Mine was running out of money for Cambridge Diet packs. Big bill for the car and had to decide to do something then and there, or I'd have gone to pot. So.. dug out my old SW book, did it 4 years ago and lost weight on it, knew I enjoyed it and was easy to go with too.

So here I am :), 2 weeks later, did well 1st week, but bad the 2nd with birthday celebrations all week up unitl yest. So new week, new me :)
 
I agree Evil penguin and Gemma, when i see photos of myself i can't believe it is me! I know im big but in my head im just no where near that big and always thought id looked nice when i left the house!!!!!!
OK Kissmee, give me a clue how to look at your pics????????

if you click on my name by one of my posts. then scrool down my profile and on the right hand side should be a photo album saying something like " the reason i started sw"
 
Well I was on CD, and have done amazingly well on it in the past, but

was finding it hard to balance with my roller derby, but managable. The biggest problem though was when I came down with tonsillitis and a vitamin D deficiency, and until that resolves and doctor signs me off, I can't restart CD.

I've done WW before and I'm just fed up pointing and weighing and counting. Thats what I liked about CD, it was minimal fuss to be honest. SW seemed like a logical step in teh interim.

I'll see how I get on (scales are showing a dip since Monday which is reassuring)
 
I went on a 2 week luxury all inclusive holiday to Mexico (back in October 2009) and just before we had a party for my best friends birthday - i looked at all the photos and there is a video of us dancing as well, and i was not happy at all with what i saw. (obv my dancing skills are excellent, it was the person dancing and throwing the shapes that wasnt pleasing!)

I went away and ate and drank until i was full - THEN ordered some room service most days too! My holiday pics were awful as well. Disgusting.

I came back and all of my clothes felt tight and uncomfortable. I was distraght and knew i needed to lose the weight once and for all.

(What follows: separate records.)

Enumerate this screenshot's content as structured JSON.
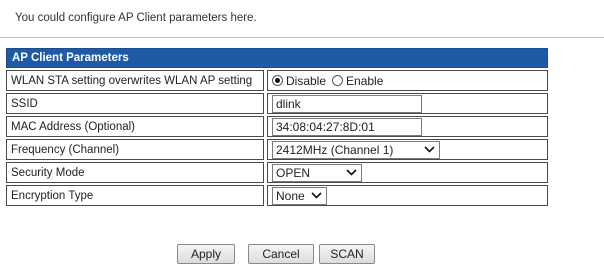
{
  "intro_text": "You could configure AP Client parameters here.",
  "section_title": "AP Client Parameters",
  "colors": {
    "title_bar": "#1f5aa6",
    "border": "#4a4a4a"
  },
  "rows": {
    "wlan_sta": {
      "label": "WLAN STA setting overwrites WLAN AP setting",
      "options": [
        "Disable",
        "Enable"
      ],
      "selected": "Disable"
    },
    "ssid": {
      "label": "SSID",
      "value": "dlink"
    },
    "mac": {
      "label": "MAC Address (Optional)",
      "value": "34:08:04:27:8D:01"
    },
    "frequency": {
      "label": "Frequency (Channel)",
      "value": "2412MHz (Channel 1)"
    },
    "security": {
      "label": "Security Mode",
      "value": "OPEN"
    },
    "encryption": {
      "label": "Encryption Type",
      "value": "None"
    }
  },
  "buttons": {
    "apply": "Apply",
    "cancel": "Cancel",
    "scan": "SCAN"
  },
  "icons": {
    "dropdown": "chevron-down-icon"
  }
}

I went to class the next week and 6 months later I am nearly 2.5 stone down!!! I still have 4.5 stone (approx) to lose, so im here for the long haul....! I recently put some pics on my public profile, and im happy to say i *think* i can see a difference now. Its very hard to see anything changing as its so gradual, but i think the pics you can see my arms are a bit thinnner and my face is a little less 'chinny'! x
 
I had pretended for years that I was born to be fat and that it didn't matter because I was happy and had a man who loved me for who I was. I truly convinced myself that my weight didn't bother me, and stopped weighing myself at all for years. I thought I was around 14-15 stone and ignored what size I was, putting it down to shops being wrong in their measurements

Can't remember what made me weigh myself on 31st March 2008, but I did and realised I was just short of 19 stone. It hit me like a bomb going off- I was killing myself slowly, pretending I didn't care about my limited life and unnattractiveness. I cried and cried all day, and joined SW online there and then. I will NEVER look back- EVER
 
I recently put some pics on my public profile, and im happy to say i *think* i can see a difference now. Its very hard to see anything changing as its so gradual, but i think the pics you can see my arms are a bit thinnner and my face is a little less 'chinny'! x
EB the difference is stunning- you look like a different person- so much happier and healthier- you really sparkle
x
 
Great stories people, Cocktail princess - I sat there with the ugly wellies that didnt fit crying too x
Ellebear - you can SOOOOO see a difference in your pictures - Totally gorgeous x
 
For me it was a holiday photograph. I though I looked good, I was in my fave dress and I really felt like a million dollars.
Saw the pic and that was it. I joined the next week - for the final time. I'm never ever putting that weight back on again.
 
To all of you who have progress pictures - you all look absolutely fantastic :-D
My turning point.....well, I think that it was deciding to take redundancy. I knew that I was bigger than I should be, but decided that I didn't care (trying to convince myself) and that I didn't have the time because of working full time with 3 children.
My leaving do photos on facebook were definitely ignored!!!!
I carried on until after Xmas - the knowledge that I was going to be forty in 7 months, finally gave me the impetus that I needed.
I found the photos from my b'day last year and could not believe how I looked - not the size, but more how tired and old.
Anyway, I've never looked back and feel about a million times better than I did :-D
I am going to be at target before the big 40 and then I am going to start doing all of the other things that I put off.
x
 
i have always been a bit of a yo-yo dieter. but after moving out of home both me and my boyfriend put on weight, (i put about 3stone on in 2 years) we tried for a baby and got pregnant straight away. after having her i lost all the extra pregnancy weight within about 6 weeks and felt great and was eating loads! but then as she slowly stopped breastfeeding (after 14.5months) i carried on eating and i have managed to put it all plus extra back on! after 2 years of no periods and then stopping breastfeeding i got my period back and we decided to try for another. well 3 months in and nothing so far, i feel like its the weight that is holding me back!
im hoping that by losing weight ill conceive soon (and will be able to maintain(ish) my weight while preg) and then lose this weight for good!
i want to be healthy to be able to run around with my little girl (and next child(ren)) for many years to come.
 
OK guys Ive added some depressing photos to my profile thingy, will add some more when i get home... Booo hisss!